As you know, at the end of July (on July 24th to be exact), I finished a pretty-polished draft, or so I hoped, of my first novel. On August 16th, I shared my anxiety as I waited to hear back from those first, trusted beta readers, fearing the worst but hoping for the best. Two weeks ago, having finally heard back from several of them, I bared my soul (and my eight-hundred pound gorilla of an inner critic) about how hard it was for me not to privilege, obsess over, and take to heart the critical feedback I received, even in the midst of some very positive responses. I got so much wonderful support and heard so many great stories from all of you about both of these things--thank you.
Two weeks have gone by since then. And guess what? The last piece of feedback I got was the best. It was from my agent, who loved the book so much she said, "This could be big. I think it's ready to take to publishers."
So yesterday, with my okay, she started making calls. Talk about freaking out a little bit.
I don't know what's going to happen yet. But I wanted to blog today and share this with you because there is something larger at issue here -- as those of you who have followed Brooke's and my founding of She Writes Press a little over a year ago may recall. My plan was always to publish this novel with the press, something I have said very publicly from the start. At the time I made this pledge my novel was still very much a work in progress, and as a first-time novelist I felt fairly certain that I'd be a lot better off investing in it myself, controlling important decisions like my cover, my title (yes, even that a traditional publisher can ask you to change), and reaping the rewards of my investment not just in the form of larger royalties, but in what I hoped could be a boost to the press as I focused my energies on promoting both it and my book. And I still couldn't believe more strongly in the advantages of working with a partnership publisher like She Writes, particularly now that we are signed with Ingram and can provide that last, most important piece of the puzzle that is successful publishing--traditional distribution--to our authors.

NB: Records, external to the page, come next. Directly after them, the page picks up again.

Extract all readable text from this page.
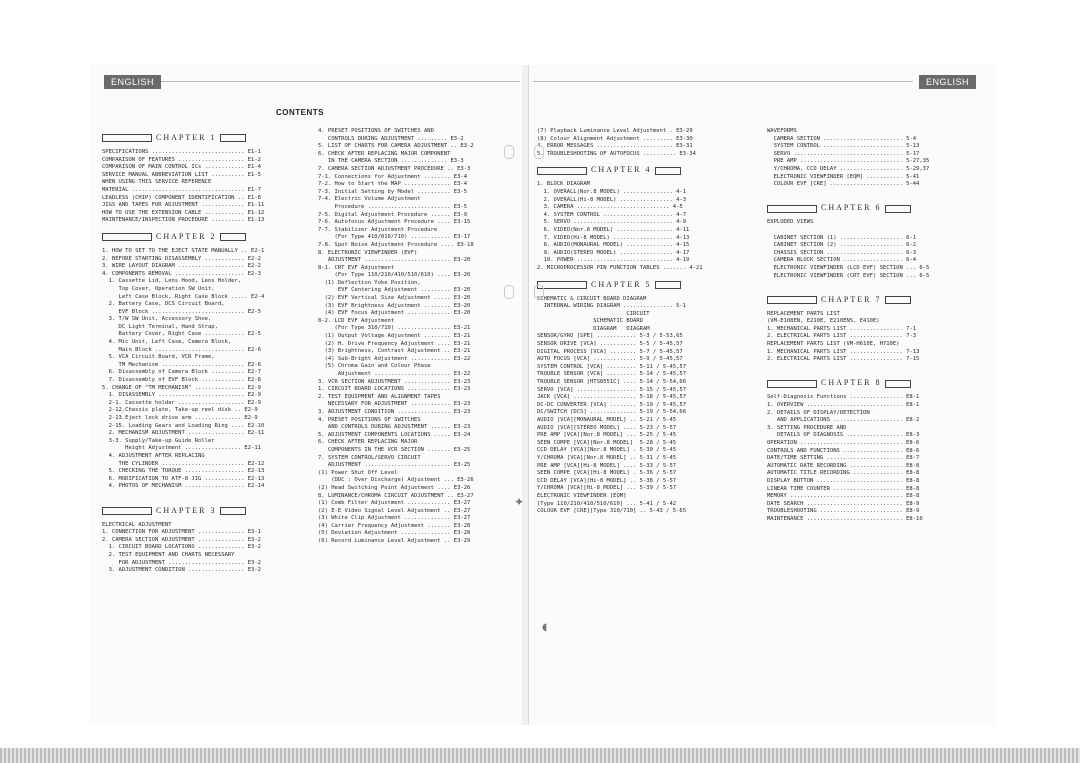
ENGLISH
CONTENTS
CHAPTER 1
SPECIFICATIONS ............................ E1-1
COMPARISON OF FEATURES .................... E1-2
COMPARISON OF MAIN CONTROL ICs ............ E1-4
SERVICE MANUAL ABBREVIATION LIST .......... E1-5
WHEN USING THIS SERVICE REFERENCE
MATERIAL .................................. E1-7
LEADLESS (CHIP) COMPONENT IDENTIFICATION .. E1-8
JIGS AND TAPES FOR ADJUSTMENT ............. E1-11
HOW TO USE THE EXTENSION CABLE ............ E1-12
MAINTENANCE/INSPECTION PROCEDURE .......... E1-13
CHAPTER 2
1. HOW TO SET TO THE EJECT STATE MANUALLY .. E2-1
2. BEFORE STARTING DISASSEMBLY ............ E2-2
3. WIRE LAYOUT DIAGRAM .................... E2-2
4. COMPONENTS REMOVAL ..................... E2-3
1. Cassette Lid, Lens Hood, Lens Holder,
Top Cover, Operation SW Unit,
Left Case Block, Right Case Block ..... E2-4
2. Battery Case, DCS Circuit Board,
EVF Block ............................ E2-5
3. T/W SW Unit, Accessory Shoe,
DC Light Terminal, Hand Strap,
Battery Cover, Right Case ............ E2-5
4. Mic Unit, Left Case, Camera Block,
Main Block ........................... E2-6
5. VCA Circuit Board, VCR Frame,
TM Mechanism ......................... E2-6
6. Disassembly of Camera Block .......... E2-7
7. Disassembly of EVF Block ............. E2-8
5. CHANGE OF "TM MECHANISM" ............... E2-9
1. DISASSEMBLY .......................... E2-9
2-1. Cassette holder .................... E2-9
2-12.Chassis plate, Take-up reel disk .. E2-9
2-13.Eject lock drive arm .............. E2-9
2-15. Loading Gears and Loading Ring .... E2-10
2. MECHANISM ADJUSTMENT ................. E2-11
3-3. Supply/Take-up Guide Roller
Height Adjustment ................. E2-11
4. ADJUSTMENT AFTER REPLACING
THE CYLINDER ......................... E2-12
5. CHECKING THE TORQUE .................. E2-13
6. MODIFICATION TO ATF-8 JIG ............ E2-13
4. PHOTOS OF MECHANISM .................. E2-14
CHAPTER 3
ELECTRICAL ADJUSTMENT
1. CONNECTION FOR ADJUSTMENT .............. E3-1
2. CAMERA SECTION ADJUSTMENT .............. E3-2
1. CIRCUIT BOARD LOCATIONS .............. E3-2
2. TEST EQUIPMENT AND CHARTS NECESSARY
FOR ADJUSTMENT ....................... E3-2
3. ADJUSTMENT CONDITION ................. E3-2
4. PRESET POSITIONS OF SWITCHES AND
CONTROLS DURING ADJUSTMENT ......... E3-2
5. LIST OF CHARTS FOR CAMERA ADJUSTMENT .. E3-2
6. CHECK AFTER REPLACING MAJOR COMPONENT
IN THE CAMERA SECTION .............. E3-3
7. CAMERA SECTION ADJUSTMENT PROCEDURE .. E3-3
7-1. Connections for Adjustment ........ E3-4
7-2. How to Start the MAP .............. E3-4
7-3. Initial Setting by Model .......... E3-5
7-4. Electric Volume Adjustment
Procedure ......................... E3-5
7-5. Digital Adjustment Procedure ...... E3-9
7-6. Autofocus Adjustment Procedure .... E3-15
7-7. Stabilizer Adjustment Procedure
(For Type 410/810/710) ............ E3-17
7-8. Spot Noise Adjustment Procedure .... E3-18
8. ELECTRONIC VIEWFINDER (EVF)
ADJUSTMENT .......................... E3-20
8-1. CRT EVF Adjustment
(For Type 110/210/410/510/610) .... E3-20
(1) Deflection Yoke Position,
EVF Centering Adjustment ......... E3-20
(2) EVF Vertical Size Adjustment ..... E3-20
(3) EVF Brightness Adjustment ........ E3-20
(4) EVF Focus Adjustment ............. E3-20
8-2. LCD EVF Adjustment
(For Type 310/710) ................ E3-21
(1) Output Voltage Adjustment ........ E3-21
(2) H. Drive Frequency Adjustment .... E3-21
(3) Brightness, Contrast Adjustment .. E3-21
(4) Sub-Bright Adjustment ............ E3-22
(5) Chroma Gain and Colour Phase
Adjustment ....................... E3-22
3. VCR SECTION ADJUSTMENT .............. E3-23
1. CIRCUIT BOARD LOCATIONS ............. E3-23
2. TEST EQUIPMENT AND ALIGNMENT TAPES
NECESSARY FOR ADJUSTMENT ............ E3-23
3. ADJUSTMENT CONDITION ................ E3-23
4. PRESET POSITIONS OF SWITCHES
AND CONTROLS DURING ADJUSTMENT ...... E3-23
5. ADJUSTMENT COMPONENTS LOCATIONS ..... E3-24
6. CHECK AFTER REPLACING MAJOR
COMPONENTS IN THE VCR SECTION ....... E3-25
7. SYSTEM CONTROL/SERVO CIRCUIT
ADJUSTMENT .......................... E3-25
(1) Power Shut Off Level
(DDC : Over Discharge) Adjustment ... E3-26
(2) Head Switching Point Adjustment .... E3-26
8. LUMINANCE/CHROMA CIRCUIT ADJUSTMENT .. E3-27
(1) Comb Filter Adjustment ............. E3-27
(2) E-E Video Signal Level Adjustment .. E3-27
(3) White Clip Adjustment .............. E3-27
(4) Carrier Frequency Adjustment ....... E3-28
(5) Deviation Adjustment ............... E3-28
(6) Record Luminance Level Adjustment .. E3-29
ENGLISH
(7) Playback Luminance Level Adjustment . E3-29
(8) Colour Alignment Adjustment ......... E3-30
4. ERROR MESSAGES ....................... E3-31
5. TROUBLESHOOTING OF AUTOFOCUS .......... E3-34
CHAPTER 4
1. BLOCK DIAGRAM
1. OVERALL(Nor.8 MODEL) ............... 4-1
2. OVERALL(Hi-8 MODEL) ................ 4-3
3. CAMERA ............................ 4-5
4. SYSTEM CONTROL ..................... 4-7
5. SERVO .............................. 4-9
6. VIDEO(Nor.8 MODEL) ................. 4-11
7. VIDEO(Hi-8 MODEL) .................. 4-13
8. AUDIO(MONAURAL MODEL) .............. 4-15
9. AUDIO(STEREO MODEL) ................ 4-17
10. POWER ............................. 4-19
2. MICROPROCESSOR PIN FUNCTION TABLES ....... 4-21
CHAPTER 5
SCHEMATIC & CIRCUIT BOARD DIAGRAM
INTERNAL WIRING DIAGRAM ............... 5-1
CIRCUIT
SCHEMATIC BOARD
DIAGRAM   DIAGRAM
SENSOR/GYRO [SPE] ............ 5-3 / 5-53,65
SENSOR DRIVE [VCA] ........... 5-5 / 5-45,57
DIGITAL PROCESS [VCA] ........ 5-7 / 5-45,57
AUTO FOCUS [VCA] ............. 5-9 / 5-45,57
SYSTEM CONTROL [VCA] ......... 5-11 / 5-45,57
TROUBLE SENSOR [VCA] ......... 5-14 / 5-45,57
TROUBLE SENSOR [HTS8551C] .... 5-14 / 5-54,66
SERVO [VCA] .................. 5-15 / 5-45,57
JACK [VCA] ................... 5-18 / 5-45,57
DC-DC CONVERTER [VCA] ........ 5-19 / 5-45,57
DC/SWITCH [DCS] .............. 5-19 / 5-54,66
AUDIO [VCA][MONAURAL MODEL] .. 5-21 / 5-45
AUDIO [VCA][STEREO MODEL] .... 5-23 / 5-57
PRE AMP [VCA][Nor.8 MODEL] ... 5-25 / 5-45
SEEN COMPE [VCA][Nor.8 MODEL]  5-28 / 5-45
CCD DELAY [VCA][Nor.8 MODEL] . 5-30 / 5-45
Y/CHROMA [VCA][Nor.8 MODEL] .. 5-31 / 5-45
PRE AMP [VCA][Hi-8 MODEL] .... 5-33 / 5-57
SEEN COMPE [VCA][Hi-8 MODEL] . 5-36 / 5-57
CCD DELAY [VCA][Hi-8 MODEL] .. 5-38 / 5-57
Y/CHROMA [VCA][Hi-8 MODEL] ... 5-39 / 5-57
ELECTRONIC VIEWFINDER [EQM]
[Type 110/210/410/510/610] ... 5-41 / 5-42
COLOUR EVF [CRE][Type 310/710] .. 5-43 / 5-65
WAVEFORMS
CAMERA SECTION ........................ 5-4
SYSTEM CONTROL ........................ 5-13
SERVO ................................. 5-17
PRE AMP ............................... 5-27,35
Y/CHROMA, CCD DELAY ................... 5-29,37
ELECTRONIC VIEWFINDER [EQM] ........... 5-41
COLOUR EVF [CRE] ...................... 5-44
CHAPTER 6
EXPLODED VIEWS
CABINET SECTION (1) ................... 6-1
CABINET SECTION (2) ................... 6-2
CHASSIS SECTION ....................... 6-3
CAMERA BLOCK SECTION .................. 6-4
ELECTRONIC VIEWFINDER (LCD EVF) SECTION ... 6-5
ELECTRONIC VIEWFINDER (CRT EVF) SECTION ... 6-5
CHAPTER 7
REPLACEMENT PARTS LIST
(VM-E108EN, E210E, E210ENS, E410E)
1. MECHANICAL PARTS LIST ................ 7-1
2. ELECTRICAL PARTS LIST ................ 7-3
REPLACEMENT PARTS LIST (VM-H610E, H710E)
1. MECHANICAL PARTS LIST ................ 7-13
2. ELECTRICAL PARTS LIST ................ 7-15
CHAPTER 8
Self-Diagnosis Functions ................ E8-1
1. OVERVIEW ............................. E8-1
2. DETAILS OF DISPLAY/DETECTION
AND APPLICATIONS ..................... E8-2
3. SETTING PROCEDURE AND
DETAILS OF DIAGNOSIS ................. E8-3
OPERATION ............................... E8-6
CONTROLS AND FUNCTIONS .................. E8-6
DATE/TIME SETTING ....................... E8-7
AUTOMATIC DATE RECORDING ................ E8-8
AUTOMATIC TITLE RECORDING ............... E8-8
DISPLAY BUTTON .......................... E8-8
LINEAR TIME COUNTER ..................... E8-8
MEMORY .................................. E8-8
DATE SEARCH ............................. E8-9
TROUBLESHOOTING ......................... E8-9
MAINTENANCE ............................. E8-10
✦
◖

In talking with friends, family, and a few other trusted advisors, one thing became clear: it is really dumb to make a decision about the single most important thing in your career without thoroughly exploring ALL the options. I have no idea what's going to happen now. It's very likely I will have an experience a lot like the one I had with my first book. First round of submissions: nothing. Second round: zip. Third round: no, no, no, no, no...and then, finally, yes. One yes. (I got that yes when my older son was exactly four days old.) But one editor's yes was all I needed, and I am still so grateful to her for it because it truly changed my life.
Once I delivered the book, however, I quickly discovered the disadvantages to being one of hundreds of small bets publishers make every year in the hopes that one or two will hit big. Because mine wasn't that "one"--the one out of ten that earns out its advance and keeps the business afloat. It was one of the other ones. And reality soon hit: I was going to be an entrepreneur whether I wanted to be or not. There was no huge team of people helping me. Instead there was one well-meaning but overworked publicist with a list half a mile long. I ended up doing most of the legwork and plenty of investing--in my website, my "tour," which consisted of begging friends to come to events I booked and using miles to get there, and in a freelance publicist--myself. Most of my advance went to these costs, and to the unstated but substantial cost of not writing anything else while I practiced the painful art of promotion.
Again, I am still grateful. Publishing a book gave me the legitimacy to teach, and the courage to start She Writes with Deborah Siegel four years ago. Doing that book with a traditional publisher taught me worlds of things it pays to know now, particularly in starting SWP. But if I had to do it over again with that deal...I don't think I would. Partly because in the six years since it came out, the world of publishing has changed more than any of us could have imagined. (Some context: it was 2006, the year Facebook opened its doors to the world beyond universities.) Partly because if I'm going to do all the work anyway, with pretty minimal money up front and pretty minimal support when I publish, I'd rather own it than feel owned.
So what would I say yes to? What would cause me to go with a traditional publisher rather than doing it with She Writes Press? Brooke asked me that just this morning. And the truth is I don't know yet, because I don't know what my options are. But money will be part of it. The editor will be part of it. Control will be part of it. And the opportunity to promote She Writes and our press on a stage bigger than any--I must humbly admit--that I can build for myself will be part of it too.
Either way, I hope you'll continue on this journey with me wherever it leads. Because whatever happens, I will always bring what I learn, what I know, and all that I can give, back here. That I know for sure.